Vous avez trouvé un prestataire. Un devis a été signé rapidement. La mission s’est bien passée.
Quelques semaines plus tard, vous recevez un courrier de l’URSSAF vous demandant de transmettre l’attestation de vigilance de votre sous-traitant. Et là, problème : vous ne l’avez jamais demandée.
Ce cas est loin d’être exceptionnel. Et juridiquement, c’est vous, en tant que donneur d’ordre, qui pouvez être tenu responsable.
L’attestation de vigilance : une obligation souvent oubliée
L’attestation de vigilance permet de vérifier que votre prestataire est à jour de ses obligations sociales, notamment auprès de l’URSSAF.
Elle doit être demandée dès que le montant cumulé des prestations dépasse 5 000 euros HT sur une période de 12 mois, même si les paiements sont échelonnés.
Sans ce document, vous vous exposez à un mécanisme de solidarité financière.
Concrètement, si votre prestataire n’a pas payé ses cotisations sociales, l’URSSAF peut se retourner contre vous pour vous demander de les régler à sa place.
Un seul manquement suffit pour engager votre responsabilité.

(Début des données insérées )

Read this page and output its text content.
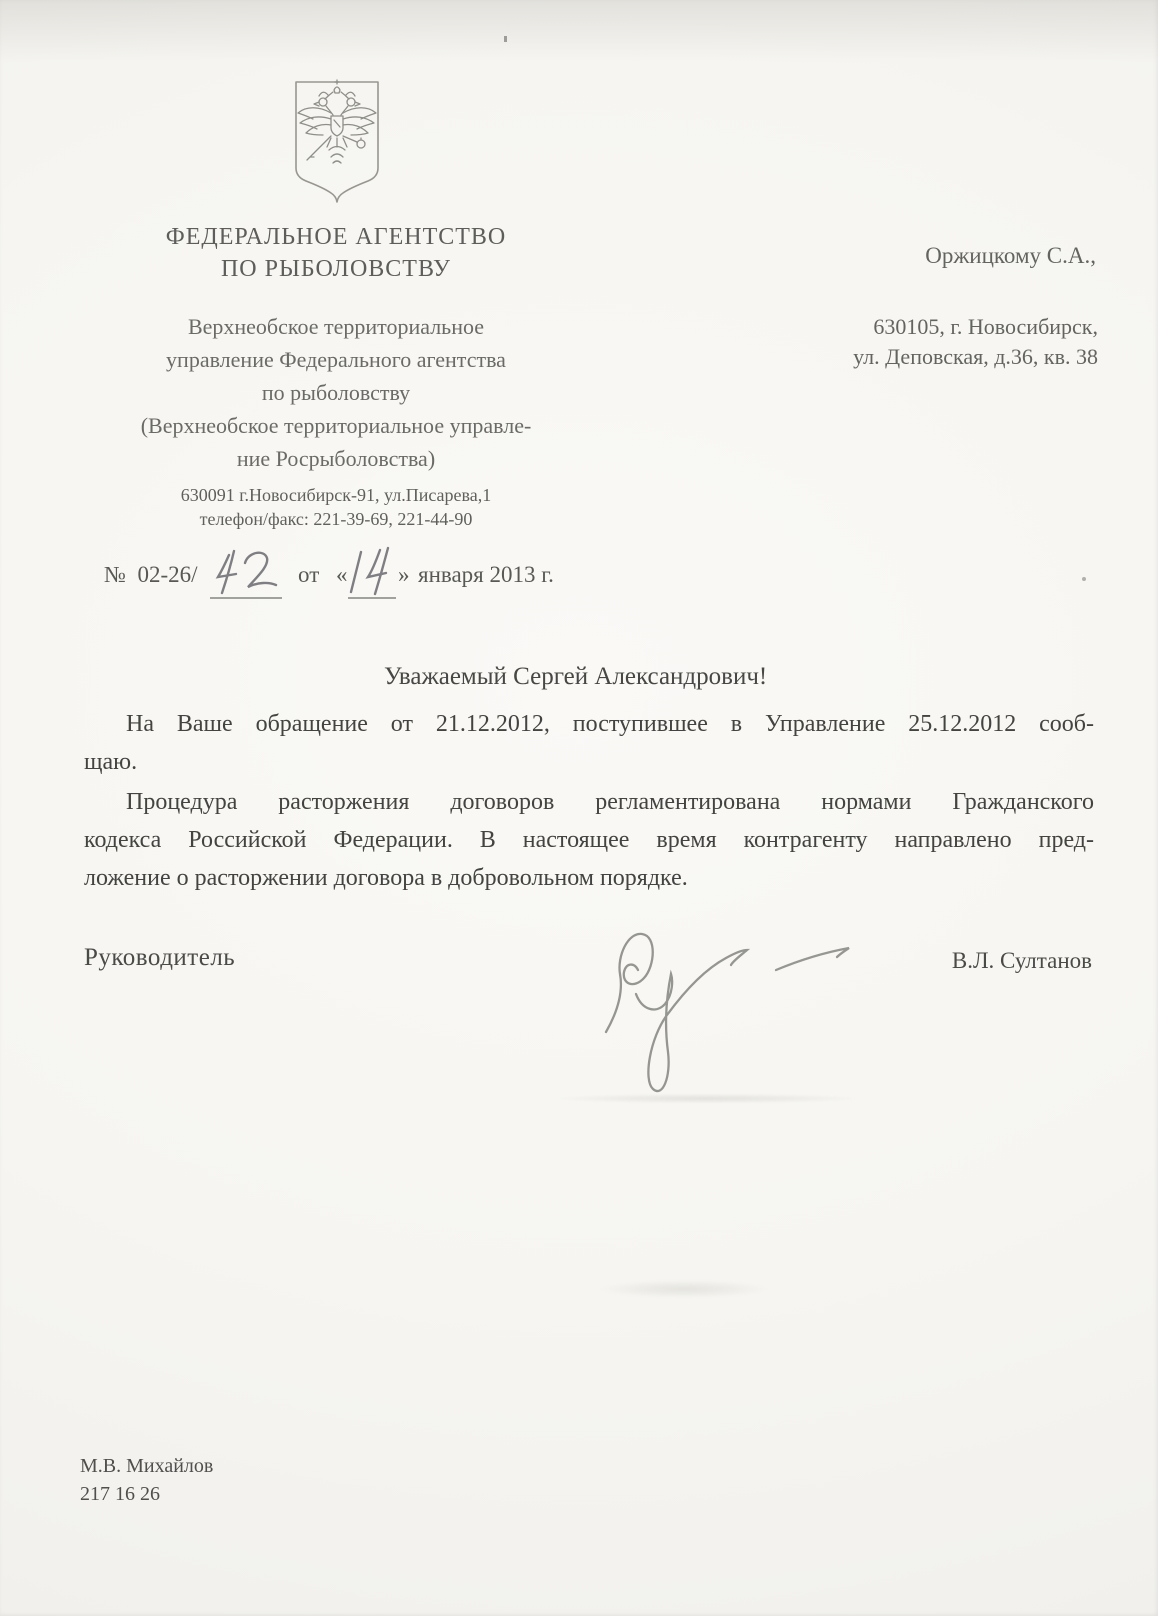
ФЕДЕРАЛЬНОЕ АГЕНТСТВО
ПО РЫБОЛОВСТВУ
Оржицкому С.А.,
Верхнеобское территориальное
управление Федерального агентства
по рыболовству
(Верхнеобское территориальное управле-
ние Росрыболовства)
630105, г. Новосибирск,
ул. Деповская, д.36, кв. 38
630091 г.Новосибирск-91, ул.Писарева,1
телефон/факс: 221-39-69, 221-44-90
№  02-26/	от « » января 2013 г.
Уважаемый Сергей Александрович!
На Ваше обращение от 21.12.2012, поступившее в Управление 25.12.2012 сооб-
щаю.
Процедура расторжения договоров регламентирована нормами Гражданского
кодекса Российской Федерации. В настоящее время контрагенту направлено пред-
ложение о расторжении договора в добровольном порядке.
Руководитель	В.Л. Султанов
М.В. Михайлов
217 16 26
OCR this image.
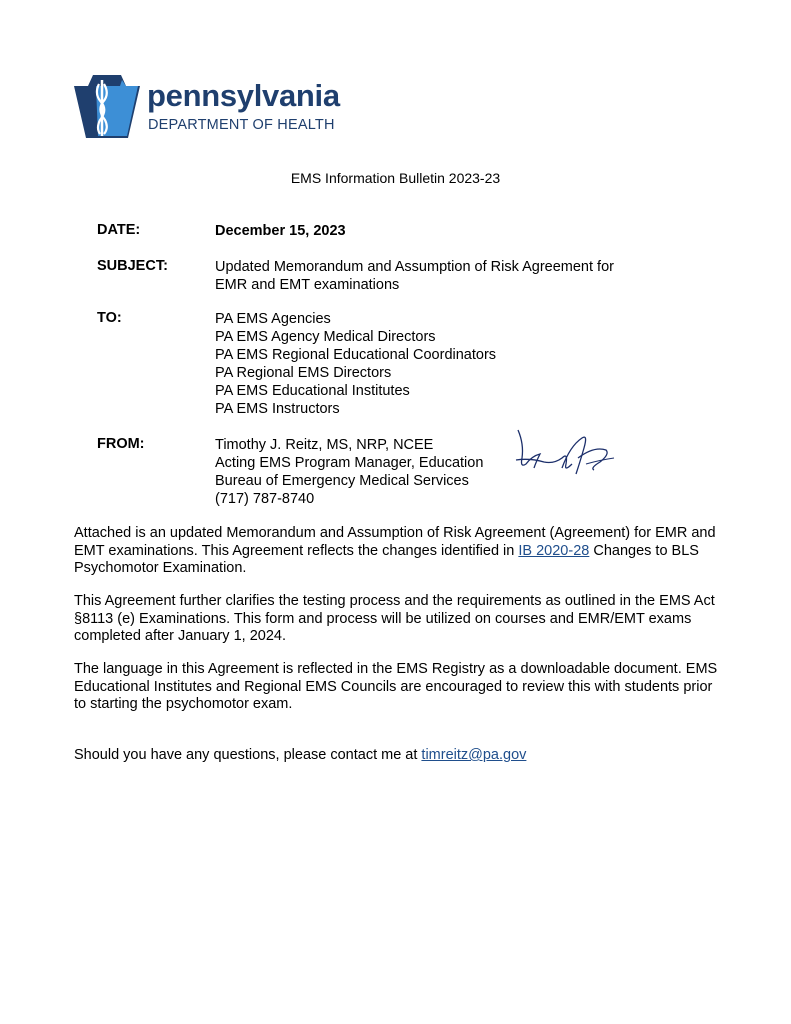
pennsylvania
DEPARTMENT OF HEALTH
EMS Information Bulletin 2023-23
DATE:	December 15, 2023
SUBJECT:	Updated Memorandum and Assumption of Risk Agreement for
EMR and EMT examinations
TO:	PA EMS Agencies
PA EMS Agency Medical Directors
PA EMS Regional Educational Coordinators
PA Regional EMS Directors
PA EMS Educational Institutes
PA EMS Instructors
FROM:	Timothy J. Reitz, MS, NRP, NCEE
Acting EMS Program Manager, Education
Bureau of Emergency Medical Services
(717) 787-8740
Attached is an updated Memorandum and Assumption of Risk Agreement (Agreement) for EMR and EMT examinations. This Agreement reflects the changes identified in IB 2020-28 Changes to BLS Psychomotor Examination.
This Agreement further clarifies the testing process and the requirements as outlined in the EMS Act §8113 (e) Examinations. This form and process will be utilized on courses and EMR/EMT exams completed after January 1, 2024.
The language in this Agreement is reflected in the EMS Registry as a downloadable document. EMS Educational Institutes and Regional EMS Councils are encouraged to review this with students prior to starting the psychomotor exam.
Should you have any questions, please contact me at timreitz@pa.gov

L’assurance responsabilité civile professionnelle
Deuxième point à contrôler : l’assurance responsabilité civile professionnelle du prestataire.
Si un dommage est causé pendant la mission (dommage matériel, corporel ou immatériel), le prestataire doit être couvert par une assurance adaptée à son activité.
Attention : une assurance habitation ou une couverture générique ne suffit pas. Il faut une véritable assurance RC professionnelle, avec des garanties cohérentes avec la mission confiée.
Là encore, demandez une attestation écrite mentionnant les garanties et les montants de couverture.
Vérifier l’immatriculation de l’entreprise
Troisième vérification indispensable : l’immatriculation de l’entreprise.
Cette étape permet de s’assurer que le prestataire est bien déclaré et qu’il exerce légalement son activité. C’est aussi l’occasion de vérifier que l’activité déclarée correspond réellement à la mission confiée.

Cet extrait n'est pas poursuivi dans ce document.